Britain's largest advertising company, WPP, bowed to shareholder pressure yesterday and postponed a vote on an executive pay scheme that could hand Sir Martin Sorrell up to £44m.
The group's extraordinary meeting will take place on April 16, nine days later than planned. WPP also agreed to change the performance criteria which could trigger the multimillion-pound windfall for its chief executive.
The move comes after the Association of British Insurers warned the company of a "substantial protest vote" if it insisted on going ahead with its share-based incentive scheme. Under the terms of the scheme, the company will pay out £112m over the next five years to 19 executives. By far the largest portion of that will go to Sir Martin.
WPP said the meeting, due to be held next Wednesday, will be pushed back to allow more discussions with institutional investors and shareholder groups, including the ABI. WPP said it would change how it measured its performance against a group of 13 companies, a significant factor in determining the size of the payouts.
The ABI had strong objections to the way the group would be measured by the level of shareholder return against a basket of media companies. One concern among some investors was the use of weighting, whereby the share performance of some companies in the group would have a greater role in determining the size of the payout than others. WPP has scrapped the measure.
The ABI, whose members account for almost one quarter of the stock market, welcomed the decision to delay the vote. Peter Montagnon, the head of investment affairs, said: "This gives us more time to consider [the package] and helps us avoid a stand-up argument." One of the ABI's biggest complaints was the speed with which the scheme was introduced, allowing little time for consultation with investors.
The association will keep the vote on a so-called red top - indicating the level of concern felt over the pay scheme - until it has considered its position ahead of the meeting. Pensions Investments Research Consultants, which advises funds with assets worth an estimated £300bn, also recommended a vote against the share options package before yesterday's announcement.
Shareholders believe there was a technical hitch in the comparator group used by WPP to measure performance, which would have made the top awards too easy to achieve.
One shareholder from a leading insurer said yesterday: "We're not against high pay per se, but we are against poor performance measures."
The National Association of Pension Funds believes that some "unique elements" within the pay scheme mitigate its generosity.

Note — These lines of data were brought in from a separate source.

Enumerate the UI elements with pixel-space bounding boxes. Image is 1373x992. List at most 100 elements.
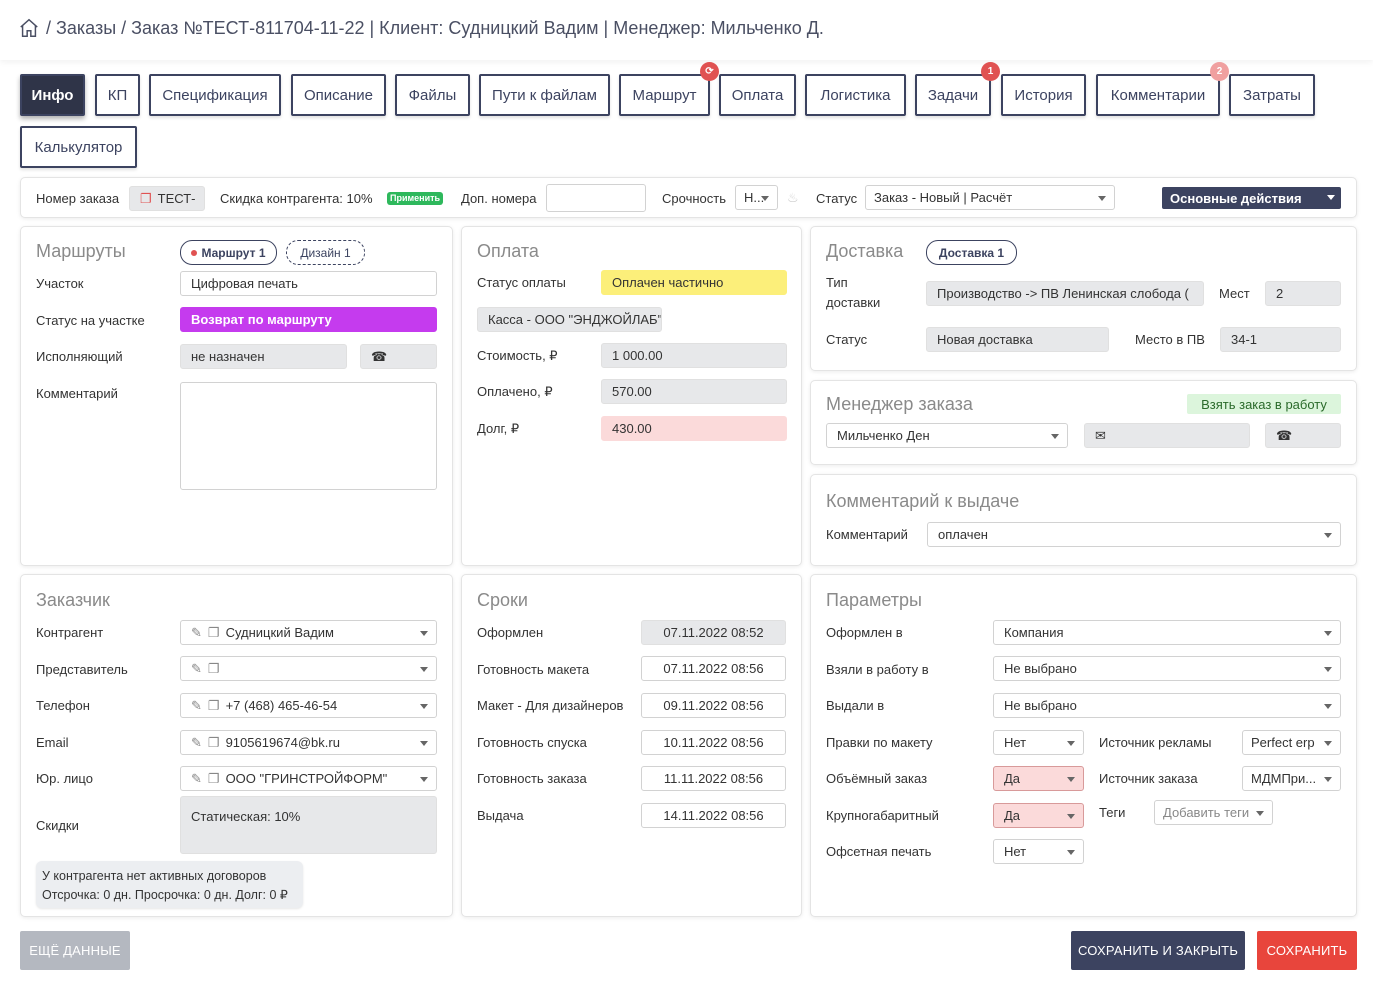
pickup-place-label: Место в ПВ (1135, 332, 1205, 347)
date-layout-ready[interactable]: 07.11.2022 08:56 (641, 656, 786, 681)
phone-label: Телефон (36, 698, 90, 713)
copy-icon[interactable]: ❐ (208, 771, 220, 787)
date-designers[interactable]: 09.11.2022 08:56 (641, 693, 786, 718)
section-input[interactable]: Цифровая печать (180, 271, 437, 296)
taken-in-select[interactable]: Не выбрано (993, 656, 1341, 681)
main-actions-button[interactable]: Основные действия (1162, 187, 1341, 209)
edit-icon[interactable]: ✎ (191, 661, 202, 677)
layout-edits-select[interactable]: Нет (993, 730, 1084, 755)
edit-icon[interactable]: ✎ (191, 625, 202, 641)
tab-files[interactable]: Файлы (395, 74, 470, 116)
edit-icon[interactable]: ✎ (191, 735, 202, 751)
date-imposition[interactable]: 10.11.2022 08:56 (641, 730, 786, 755)
contractor-discount-label: Скидка контрагента: 10% (220, 191, 373, 206)
date-issue[interactable]: 14.11.2022 08:56 (641, 803, 786, 828)
phone-value: +7 (468) 465-46-54 (225, 698, 338, 713)
email-select[interactable]: ✎ ❐ 9105619674@bk.ru (180, 730, 437, 755)
ad-source-select[interactable]: Perfect erp (1242, 730, 1341, 755)
date-label-imposition: Готовность спуска (477, 735, 587, 750)
delivery-title: Доставка (826, 241, 904, 261)
route-1-pill[interactable]: Маршрут 1 (180, 240, 277, 265)
volume-order-select[interactable]: Да (993, 766, 1084, 791)
tab-tasks[interactable]: Задачи 1 (915, 62, 1000, 116)
oversized-select[interactable]: Да (993, 803, 1084, 828)
copy-icon[interactable]: ❐ (208, 661, 220, 677)
tab-expenses[interactable]: Затраты (1229, 74, 1315, 116)
delivery-type-field[interactable]: Производство -> ПВ Ленинская слобода ( (926, 281, 1204, 306)
tab-info[interactable]: Инфо (20, 74, 85, 116)
copy-icon[interactable]: ❐ (208, 735, 220, 751)
legal-entity-select[interactable]: ✎ ❐ ООО "ГРИНСТРОЙФОРМ" (180, 766, 437, 791)
header: / Заказы / Заказ №ТЕСТ-811704-11-22 | Кл… (0, 0, 1373, 60)
home-icon[interactable] (18, 17, 40, 39)
layout-edits-label: Правки по макету (826, 735, 933, 750)
payment-panel: Оплата Статус оплаты Оплачен частично Ка… (461, 226, 802, 566)
apply-discount-button[interactable]: Применить (387, 192, 444, 205)
manager-phone[interactable]: ☎ (1265, 423, 1341, 448)
tab-payment[interactable]: Оплата (719, 74, 796, 116)
date-created: 07.11.2022 08:52 (641, 620, 786, 645)
tab-kp[interactable]: КП (95, 74, 140, 116)
discounts-label: Скидки (36, 818, 79, 833)
status-select[interactable]: Заказ - Новый | Расчёт (865, 185, 1115, 210)
contractor-select[interactable]: ✎ ❐ Судницкий Вадим (180, 620, 437, 645)
offset-print-label: Офсетная печать (826, 844, 932, 859)
copy-icon[interactable]: ❐ (208, 698, 220, 714)
design-1-pill[interactable]: Дизайн 1 (286, 240, 365, 265)
order-source-select[interactable]: МДМПри... (1242, 766, 1341, 791)
issue-comment-panel: Комментарий к выдаче Комментарий оплачен (810, 474, 1357, 566)
date-order-ready[interactable]: 11.11.2022 08:56 (641, 766, 786, 791)
manager-email[interactable]: ✉ (1084, 423, 1250, 448)
comments-count-badge: 2 (1210, 62, 1229, 81)
delivery-1-pill[interactable]: Доставка 1 (926, 240, 1017, 265)
offset-print-select[interactable]: Нет (993, 839, 1084, 864)
places-value[interactable]: 2 (1265, 281, 1341, 306)
cost-label: Стоимость, ₽ (477, 348, 558, 363)
phone-select[interactable]: ✎ ❐ +7 (468) 465-46-54 (180, 693, 437, 718)
legal-entity-value: ООО "ГРИНСТРОЙФОРМ" (225, 771, 388, 786)
urgency-label: Срочность (662, 191, 726, 206)
made-in-label: Оформлен в (826, 625, 903, 640)
tab-description[interactable]: Описание (291, 74, 386, 116)
edit-icon[interactable]: ✎ (191, 698, 202, 714)
made-in-select[interactable]: Компания (993, 620, 1341, 645)
fire-icon: ♨ (787, 190, 799, 205)
debt-value: 430.00 (601, 416, 787, 441)
issued-in-select[interactable]: Не выбрано (993, 693, 1341, 718)
tab-calculator[interactable]: Калькулятор (20, 126, 137, 168)
extra-numbers-input[interactable] (546, 184, 646, 212)
params-title: Параметры (826, 590, 922, 610)
representative-select[interactable]: ✎ ❐ (180, 656, 437, 681)
tags-select[interactable]: Добавить теги (1154, 800, 1273, 825)
tab-history[interactable]: История (1001, 74, 1086, 116)
executor-phone[interactable]: ☎ (360, 344, 437, 369)
executor-input[interactable]: не назначен (180, 344, 347, 369)
pickup-place-value[interactable]: 34-1 (1220, 327, 1341, 352)
copy-icon[interactable]: ❐ (140, 191, 152, 207)
save-and-close-button[interactable]: СОХРАНИТЬ И ЗАКРЫТЬ (1071, 931, 1245, 970)
discounts-textarea[interactable]: Статическая: 10% (180, 796, 437, 854)
customer-panel: Заказчик Контрагент ✎ ❐ Судницкий Вадим Пр… (20, 574, 453, 917)
take-order-button[interactable]: Взять заказ в работу (1187, 394, 1341, 414)
tab-file-paths[interactable]: Пути к файлам (479, 74, 610, 116)
more-data-button[interactable]: ЕЩЁ ДАННЫЕ (20, 931, 130, 970)
tab-comments[interactable]: Комментарии 2 (1096, 62, 1229, 116)
tab-comments-label: Комментарии (1110, 86, 1206, 104)
section-status-select[interactable]: Возврат по маршруту (180, 307, 437, 332)
payment-status-field: Оплачен частично (601, 270, 787, 295)
tags-label: Теги (1099, 805, 1126, 820)
tab-logistics[interactable]: Логистика (805, 74, 906, 116)
issue-comment-select[interactable]: оплачен (927, 522, 1341, 547)
section-status-label: Статус на участке (36, 313, 145, 328)
save-button[interactable]: СОХРАНИТЬ (1257, 931, 1357, 970)
urgency-select[interactable]: Н... (735, 185, 778, 210)
tab-route[interactable]: Маршрут ⟳ (619, 62, 719, 116)
tab-spec[interactable]: Спецификация (149, 74, 281, 116)
edit-icon[interactable]: ✎ (191, 771, 202, 787)
route-comment-textarea[interactable] (180, 382, 437, 490)
order-number-field[interactable]: ❐ ТЕСТ- (129, 186, 205, 211)
copy-icon[interactable]: ❐ (208, 625, 220, 641)
email-label: Email (36, 735, 69, 750)
cashbox-select[interactable]: Касса - ООО "ЭНДЖОЙЛАБ" (477, 307, 662, 332)
manager-select[interactable]: Мильченко Ден (826, 423, 1068, 448)
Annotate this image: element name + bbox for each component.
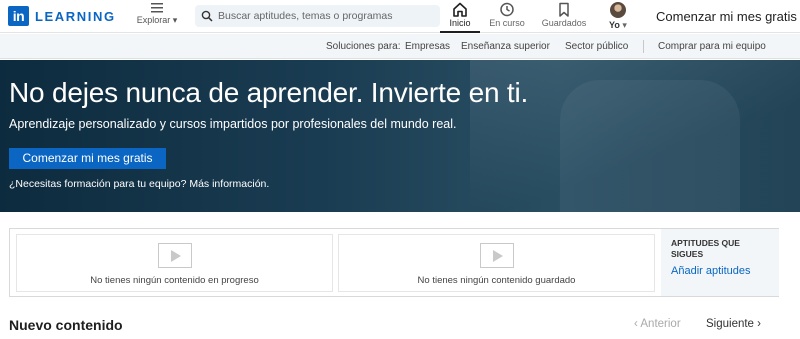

The NAPF pointed to the fact that the options will pay out over five years and the need for a significant investment from WPP directors. Sir Martin will need to invest up to £9.9m of his money to reach the £44m total that has alarmed investors.
Institutional Shareholder Services, the US investor advisory group, had also given its backing to the original plan.
The company has already agreed to cut Sir Martin's contract from a three-year term, amid a concerted campaign by investors against any executive deal that lasts longer than one year.
The latest row comes a year after nearly half of WPP's shareholders refused to back the chief executive's pay deal. Excluding payouts from share options, Sir Martin earned a total of £1.6m in salary and bonus during 2002.